Indeed, the token, considered by many in the cryptocurrency community to be the ‘Nvidia of crypto,’ has benefited from a rise in investor interest as the ongoing artificial intelligence (AI) boom has invigorated demand for software and hardware powering the technology.

The last seven days have been particularly good for RENDER. After a lackluster month in the market that saw the token decline approximately 7%, it rose an impressive 43.68% to ensure that the Render price today stands at $6.27.

Additionally, having reclaimed the $6 level, RENDER is comfortably above the upper Bollinger Band ($5.894), which often signals overbought conditions. Still, the token is trading below its 200-day simple moving average (MA) and had only 13 green days out of the last 30.

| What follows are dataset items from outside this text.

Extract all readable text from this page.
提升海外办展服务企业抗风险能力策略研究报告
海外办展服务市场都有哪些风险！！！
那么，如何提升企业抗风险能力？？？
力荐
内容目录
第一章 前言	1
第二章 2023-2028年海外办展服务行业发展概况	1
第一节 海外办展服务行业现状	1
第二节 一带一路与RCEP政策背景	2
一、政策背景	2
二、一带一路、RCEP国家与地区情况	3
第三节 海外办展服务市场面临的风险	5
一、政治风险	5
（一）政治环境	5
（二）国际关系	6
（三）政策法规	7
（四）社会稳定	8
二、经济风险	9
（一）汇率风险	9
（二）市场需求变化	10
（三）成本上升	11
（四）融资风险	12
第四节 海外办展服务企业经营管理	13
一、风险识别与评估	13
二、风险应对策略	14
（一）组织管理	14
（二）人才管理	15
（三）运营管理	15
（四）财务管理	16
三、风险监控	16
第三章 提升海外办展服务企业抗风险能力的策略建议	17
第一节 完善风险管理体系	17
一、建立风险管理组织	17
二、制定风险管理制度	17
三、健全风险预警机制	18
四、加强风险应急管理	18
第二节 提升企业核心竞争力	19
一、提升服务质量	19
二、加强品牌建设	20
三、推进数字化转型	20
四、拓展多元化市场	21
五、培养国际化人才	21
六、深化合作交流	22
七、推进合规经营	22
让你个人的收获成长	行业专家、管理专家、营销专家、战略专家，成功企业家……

These factors combined suggest a potential pullback or consolidation might be on the horizon, though the upcoming Nvidia (NASDAQ: NVDA) earning report means the rally will likely persist for some time, particularly should there be a breakout above the resistance level at $7.33.

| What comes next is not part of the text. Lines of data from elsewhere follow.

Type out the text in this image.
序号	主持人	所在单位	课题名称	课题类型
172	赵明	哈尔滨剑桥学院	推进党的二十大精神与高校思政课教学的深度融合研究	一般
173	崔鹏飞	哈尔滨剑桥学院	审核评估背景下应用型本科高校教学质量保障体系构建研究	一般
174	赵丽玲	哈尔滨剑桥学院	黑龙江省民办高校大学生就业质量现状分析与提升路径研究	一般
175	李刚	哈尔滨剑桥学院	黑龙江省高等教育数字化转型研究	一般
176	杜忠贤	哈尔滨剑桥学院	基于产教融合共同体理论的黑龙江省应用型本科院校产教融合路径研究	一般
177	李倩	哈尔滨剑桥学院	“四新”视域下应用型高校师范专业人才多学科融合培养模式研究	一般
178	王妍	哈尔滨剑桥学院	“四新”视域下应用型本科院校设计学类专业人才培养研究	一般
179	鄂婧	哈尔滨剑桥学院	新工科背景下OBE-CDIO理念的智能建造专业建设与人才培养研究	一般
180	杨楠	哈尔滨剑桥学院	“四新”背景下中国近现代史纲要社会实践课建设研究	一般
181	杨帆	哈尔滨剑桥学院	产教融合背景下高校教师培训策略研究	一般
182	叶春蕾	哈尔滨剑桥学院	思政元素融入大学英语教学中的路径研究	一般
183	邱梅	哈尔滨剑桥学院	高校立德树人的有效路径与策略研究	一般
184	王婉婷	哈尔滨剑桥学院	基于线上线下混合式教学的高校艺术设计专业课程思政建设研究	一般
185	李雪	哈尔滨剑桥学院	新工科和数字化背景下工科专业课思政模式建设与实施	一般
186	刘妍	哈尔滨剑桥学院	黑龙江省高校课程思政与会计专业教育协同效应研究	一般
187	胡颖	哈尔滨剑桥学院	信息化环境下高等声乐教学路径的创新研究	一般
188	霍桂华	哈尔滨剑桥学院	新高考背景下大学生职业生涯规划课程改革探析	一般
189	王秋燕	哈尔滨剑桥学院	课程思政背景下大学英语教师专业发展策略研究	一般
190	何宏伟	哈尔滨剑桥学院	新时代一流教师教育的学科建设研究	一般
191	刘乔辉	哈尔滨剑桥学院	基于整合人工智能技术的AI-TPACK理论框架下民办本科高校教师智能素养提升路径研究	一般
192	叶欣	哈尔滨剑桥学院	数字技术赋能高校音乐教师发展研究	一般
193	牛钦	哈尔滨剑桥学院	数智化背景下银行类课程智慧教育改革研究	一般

🔸 Why is #Render up 40% in a week?

A major reason for the rise is the upcoming Nvidia earnings report, which is expected to demonstrate the sector’s continued growth and, by extension, the continued demand for and utility of RENDER.

The analyst forecast for the August 28 report is that Nvidia will report earnings-per-share (EPS) of $0.59 – $0.01 above its second-quarter results – though the market expects the target will be beat.

Render will likely continue rising, potentially exploding in value upon the report’s release as the cryptocurrency performed in much the same way in March, around the NVIDIA GTC 2024 event. At the time, RENDER rapidly rose from about $7 to just above $13.